Right, exactly. You’re absolutely right.

Can you get a gauge of how many fans are from your “Take Home Chef” work versus those who follow you on “Top Chef Masters” or from your books?

You hear different things from different people, of course. Everybody still thinks of “Take Home Chef” as their old favorite show in the middle of the afternoon. That’s sweet. I love that. We made 140 of them. It’s the show that introduced me to incredible cultures here in the states and developed product lines for me here. These days everyone loves “Top Chef Masters” and “Around the World in 80 Plates” got great reviews. It’s really interesting to see different people come up to me for different reasons. Some come up to me because I was on “The Biggest Loser” and worked with contestants on that show.

What is it like being in the belly of the “Top Chef” whale? It’s this mini universe unto itself.

It’s been amazing. “Top Chef” is a great show and the producers, Magical Elves, do a fantastic job. To be associated with such a great franchise. But to literally have a job where you’re eating food and watching the techniques of the best chefs in the country is just such a special bloody job. I feel really blessed to be allowed to do it. You’re constantly humbled by the skill these guys have and their passion for the industry. I think it’s done brilliant things for the industry as a whole.

Just seeing how someone like Patricia walked through a challenge, it gives them a whole different level of exposure than they normally would have.

Absolutely. This is a damn big country, America. There are so many big cities with so many great restaurants that it’s not easy for the guys here. After the Olympics I said to someone, “In a way, it’s kind of a bummer if you’re a gold medalist and you live in America because if you live in Australia or another country, there’s only five of you.” If you’re American, you come back with half a plane load. It’s the same with the chefs. There are so many great chefs in so many different parts of the country. That’s the beauty of Season 5. We’re able to shine a spotlight on many different people.

Have you watched a challenge and thought, “I’d really like to have a crack at that?”

It happens all the time. I sit down with the producers and help them come up with some of the challenges and ideas. When it comes time to watch, I’ve already got my little game plan down, so it’s fascinating to see different chefs take different approaches.

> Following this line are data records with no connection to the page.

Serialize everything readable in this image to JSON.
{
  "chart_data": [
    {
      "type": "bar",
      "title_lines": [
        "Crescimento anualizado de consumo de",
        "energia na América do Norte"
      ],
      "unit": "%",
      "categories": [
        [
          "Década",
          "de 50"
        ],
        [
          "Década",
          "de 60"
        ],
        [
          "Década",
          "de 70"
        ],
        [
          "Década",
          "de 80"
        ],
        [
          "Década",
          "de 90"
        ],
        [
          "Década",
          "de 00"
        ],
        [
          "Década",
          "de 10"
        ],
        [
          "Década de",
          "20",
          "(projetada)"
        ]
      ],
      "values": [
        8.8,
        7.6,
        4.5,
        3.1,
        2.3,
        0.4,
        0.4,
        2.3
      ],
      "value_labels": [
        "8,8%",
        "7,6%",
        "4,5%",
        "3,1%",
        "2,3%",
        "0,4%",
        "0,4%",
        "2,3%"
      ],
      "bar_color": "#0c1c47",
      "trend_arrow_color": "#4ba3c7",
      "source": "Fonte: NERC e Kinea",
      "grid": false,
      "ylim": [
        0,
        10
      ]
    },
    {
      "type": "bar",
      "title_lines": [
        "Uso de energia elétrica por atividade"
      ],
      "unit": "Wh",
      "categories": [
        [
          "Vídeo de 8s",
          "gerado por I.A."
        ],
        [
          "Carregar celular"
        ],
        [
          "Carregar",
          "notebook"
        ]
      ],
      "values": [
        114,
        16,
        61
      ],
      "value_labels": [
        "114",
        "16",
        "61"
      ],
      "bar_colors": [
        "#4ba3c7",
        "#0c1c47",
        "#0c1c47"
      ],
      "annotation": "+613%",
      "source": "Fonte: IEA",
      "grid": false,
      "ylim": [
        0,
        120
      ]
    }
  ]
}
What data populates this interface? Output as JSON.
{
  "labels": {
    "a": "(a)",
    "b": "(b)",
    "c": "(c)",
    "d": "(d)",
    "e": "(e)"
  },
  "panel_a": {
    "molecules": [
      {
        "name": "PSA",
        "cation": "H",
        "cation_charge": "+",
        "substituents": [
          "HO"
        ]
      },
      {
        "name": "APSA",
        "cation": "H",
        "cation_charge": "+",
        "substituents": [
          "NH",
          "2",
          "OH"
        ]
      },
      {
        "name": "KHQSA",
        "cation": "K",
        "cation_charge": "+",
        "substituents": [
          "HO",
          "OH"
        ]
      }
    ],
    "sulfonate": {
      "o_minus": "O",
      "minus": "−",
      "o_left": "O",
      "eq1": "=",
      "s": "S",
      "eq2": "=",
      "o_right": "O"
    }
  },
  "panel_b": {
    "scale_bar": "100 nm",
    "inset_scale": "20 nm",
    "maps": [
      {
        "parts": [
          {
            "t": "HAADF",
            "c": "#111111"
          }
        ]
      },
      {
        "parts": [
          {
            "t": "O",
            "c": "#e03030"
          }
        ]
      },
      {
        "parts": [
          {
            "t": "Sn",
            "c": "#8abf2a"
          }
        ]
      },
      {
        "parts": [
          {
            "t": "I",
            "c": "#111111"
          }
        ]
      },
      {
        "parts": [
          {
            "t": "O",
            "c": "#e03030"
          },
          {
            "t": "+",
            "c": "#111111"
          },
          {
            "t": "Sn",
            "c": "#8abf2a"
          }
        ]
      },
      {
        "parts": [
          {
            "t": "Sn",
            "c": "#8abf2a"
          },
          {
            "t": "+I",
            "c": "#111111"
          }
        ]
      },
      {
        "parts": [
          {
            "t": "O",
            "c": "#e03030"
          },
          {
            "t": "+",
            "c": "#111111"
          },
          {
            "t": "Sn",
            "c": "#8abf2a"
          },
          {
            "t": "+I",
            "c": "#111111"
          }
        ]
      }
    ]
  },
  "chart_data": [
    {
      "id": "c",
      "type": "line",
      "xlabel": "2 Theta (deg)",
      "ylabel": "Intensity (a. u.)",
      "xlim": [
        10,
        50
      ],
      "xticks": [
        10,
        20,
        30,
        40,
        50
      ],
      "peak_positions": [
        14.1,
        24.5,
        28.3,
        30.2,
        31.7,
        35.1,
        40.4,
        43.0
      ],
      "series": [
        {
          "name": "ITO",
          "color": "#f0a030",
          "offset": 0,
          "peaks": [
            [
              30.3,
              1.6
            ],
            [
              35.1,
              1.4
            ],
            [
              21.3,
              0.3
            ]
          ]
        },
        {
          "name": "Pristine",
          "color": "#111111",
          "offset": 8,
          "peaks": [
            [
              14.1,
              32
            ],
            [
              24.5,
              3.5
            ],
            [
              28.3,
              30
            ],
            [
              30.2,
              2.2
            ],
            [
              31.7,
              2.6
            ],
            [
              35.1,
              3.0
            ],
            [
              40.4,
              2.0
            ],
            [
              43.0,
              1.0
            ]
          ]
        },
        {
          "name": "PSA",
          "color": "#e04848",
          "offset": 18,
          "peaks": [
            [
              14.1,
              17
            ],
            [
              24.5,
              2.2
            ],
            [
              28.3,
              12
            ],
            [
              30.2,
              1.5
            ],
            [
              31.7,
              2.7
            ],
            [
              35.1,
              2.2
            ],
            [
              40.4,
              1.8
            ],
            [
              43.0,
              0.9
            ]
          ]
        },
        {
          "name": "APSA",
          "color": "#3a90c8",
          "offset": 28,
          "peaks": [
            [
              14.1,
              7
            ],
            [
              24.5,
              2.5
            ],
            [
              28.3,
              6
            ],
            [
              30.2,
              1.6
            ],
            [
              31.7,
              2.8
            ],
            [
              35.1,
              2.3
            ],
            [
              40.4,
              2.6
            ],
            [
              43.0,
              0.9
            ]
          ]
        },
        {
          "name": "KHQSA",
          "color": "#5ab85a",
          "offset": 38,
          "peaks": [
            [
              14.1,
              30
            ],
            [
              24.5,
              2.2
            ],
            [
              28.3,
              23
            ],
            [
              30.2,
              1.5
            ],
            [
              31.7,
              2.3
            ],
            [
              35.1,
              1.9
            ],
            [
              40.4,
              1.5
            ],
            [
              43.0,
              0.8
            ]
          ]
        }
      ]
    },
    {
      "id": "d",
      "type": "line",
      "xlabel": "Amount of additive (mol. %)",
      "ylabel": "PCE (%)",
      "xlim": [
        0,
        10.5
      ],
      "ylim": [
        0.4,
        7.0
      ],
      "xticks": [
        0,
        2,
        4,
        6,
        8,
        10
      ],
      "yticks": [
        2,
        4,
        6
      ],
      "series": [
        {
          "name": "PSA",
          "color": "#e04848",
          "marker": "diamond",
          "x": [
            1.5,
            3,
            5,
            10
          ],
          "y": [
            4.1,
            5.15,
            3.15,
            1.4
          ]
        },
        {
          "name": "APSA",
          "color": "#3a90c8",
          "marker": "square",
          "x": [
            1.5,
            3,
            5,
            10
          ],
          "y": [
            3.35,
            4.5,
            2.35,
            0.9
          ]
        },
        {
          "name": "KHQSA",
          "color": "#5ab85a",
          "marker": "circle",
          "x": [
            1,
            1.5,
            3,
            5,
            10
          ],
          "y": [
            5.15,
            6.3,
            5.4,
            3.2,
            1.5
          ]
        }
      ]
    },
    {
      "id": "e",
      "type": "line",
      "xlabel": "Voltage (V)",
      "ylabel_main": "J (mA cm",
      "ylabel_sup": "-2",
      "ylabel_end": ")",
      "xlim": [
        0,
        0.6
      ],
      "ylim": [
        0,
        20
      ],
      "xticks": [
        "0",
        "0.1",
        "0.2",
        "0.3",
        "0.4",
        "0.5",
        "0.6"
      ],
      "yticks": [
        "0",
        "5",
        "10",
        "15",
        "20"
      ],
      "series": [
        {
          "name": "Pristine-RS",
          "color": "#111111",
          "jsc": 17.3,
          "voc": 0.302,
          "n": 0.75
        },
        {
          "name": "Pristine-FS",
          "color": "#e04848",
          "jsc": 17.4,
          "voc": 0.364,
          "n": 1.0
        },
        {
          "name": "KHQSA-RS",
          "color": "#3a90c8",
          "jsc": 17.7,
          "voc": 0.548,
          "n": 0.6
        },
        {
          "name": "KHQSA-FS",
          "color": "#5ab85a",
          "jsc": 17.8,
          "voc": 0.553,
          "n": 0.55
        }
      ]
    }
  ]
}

Presentation ringsBack to the cookware, has there been a point of frustration for you in the kitchen where a little light has gone on in your head and you thought, “We’ll make a product to tackle this problem.”

Totally. Always innovating and in the kitchen trying to solve different problems. It’s interesting because you walk into most kitchens and there are so many homemade devices and little alterations to existing products that chefs make. You can quite often get inspiration just wandering through a kitchen.

I remember that in the kitchen we used to go down to the hardware store and ask for some PVC pipe to be cut into lengths and use those lengths into rings. Those sort of became the rings that we sell now in the line that you can use to build little towers and things.